I looked round and recognized in the officer with the gendarme uniform and drawn sword, Soudeikin in person, then a subaltern in the Kieff gendarmerie, later the famous chief of the political police of the capital.
Despite the imposing military array, the haughty bearing of the officer, the glittering bayonets and stern looks of the soldiers, and the unpleasant sense of having fallen into their toils, the whole affair seemed to me just a little amusing, and I could not help smiling, and saying, in answer to Soudeikin's summons, “Are we then a fortress, Mr. Officer, that you call upon us to surrender?”
“No; but your comrades....” the rest of the sentence, owing to the din, I did not catch.
“What comrades?” I asked.
“You will soon see,” replied Soudeikin.
Then he ordered his men to search us, after which we were to be taken to the police office.
The searching over, we were surrounded by thirty or forty soldiers, with arms at the trail, and conducted to the Libed police station.
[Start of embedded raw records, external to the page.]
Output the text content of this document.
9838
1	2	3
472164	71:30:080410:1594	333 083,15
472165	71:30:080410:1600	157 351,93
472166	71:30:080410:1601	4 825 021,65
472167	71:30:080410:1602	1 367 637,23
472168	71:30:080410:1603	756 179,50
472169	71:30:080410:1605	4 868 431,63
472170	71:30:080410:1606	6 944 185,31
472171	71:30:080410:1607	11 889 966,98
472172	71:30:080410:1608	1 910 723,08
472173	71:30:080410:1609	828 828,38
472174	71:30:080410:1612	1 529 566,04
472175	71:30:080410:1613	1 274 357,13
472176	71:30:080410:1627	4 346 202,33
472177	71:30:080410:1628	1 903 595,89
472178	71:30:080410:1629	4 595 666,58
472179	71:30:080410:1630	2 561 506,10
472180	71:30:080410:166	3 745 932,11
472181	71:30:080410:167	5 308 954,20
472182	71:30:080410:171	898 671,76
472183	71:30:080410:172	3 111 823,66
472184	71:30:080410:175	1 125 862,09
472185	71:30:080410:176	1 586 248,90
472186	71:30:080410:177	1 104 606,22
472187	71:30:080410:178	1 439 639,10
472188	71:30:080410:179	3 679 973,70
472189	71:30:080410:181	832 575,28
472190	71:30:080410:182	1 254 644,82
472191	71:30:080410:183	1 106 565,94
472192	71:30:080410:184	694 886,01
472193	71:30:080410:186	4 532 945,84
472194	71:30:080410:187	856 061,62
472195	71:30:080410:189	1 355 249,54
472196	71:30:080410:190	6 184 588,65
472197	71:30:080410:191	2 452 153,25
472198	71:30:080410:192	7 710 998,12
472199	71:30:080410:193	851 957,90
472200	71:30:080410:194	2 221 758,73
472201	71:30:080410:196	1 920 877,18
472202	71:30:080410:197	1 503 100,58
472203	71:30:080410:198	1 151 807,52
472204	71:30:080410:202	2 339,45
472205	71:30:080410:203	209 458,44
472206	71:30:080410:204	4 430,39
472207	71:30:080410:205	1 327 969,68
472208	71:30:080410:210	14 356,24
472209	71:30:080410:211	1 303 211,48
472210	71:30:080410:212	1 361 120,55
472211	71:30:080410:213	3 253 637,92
Even before we reached our destination we could see that something unusual had happened. The building was lighted up, and there was an excited crowd about the door. After mounting the staircase we were led into the waiting-room. It was filled with armed men. Pushing my way with some difficulty through the press, I saw on the other side of the room several of our friends. But, my God, what a state they were in! Posen and Steblin Kamensky were bound hand and foot; the cords so tightly drawn that their elbows, forced behind their backs, actually touched. Close to them were Mesdames Arnfeld, Sarandovitch, and Patalizina. It was evident that something extraordinary had befallen in the house of Kossarovsky, shortly after we left. I could not, however, ask our friends any questions, for that would have been taken as proof that we were acquainted. Yet, from a few words dropped here and there, I soon learnt what had come to pass. They had resisted the police, a gendarme had been killed, and all whom we had left at the meeting arrested.
I had hardly made this discovery when a disturbance was heard in the next room—trampling of feet, loud exclamations, and voices in contention, one of which I seemed to know. The next moment a man burst into the reception-room, literally dragging behind him two gendarmes, who tried in vain to stop him. His dishevelled hair, pale face, and flaming eyes, showed that he had been engaged in a struggle beyond his strength.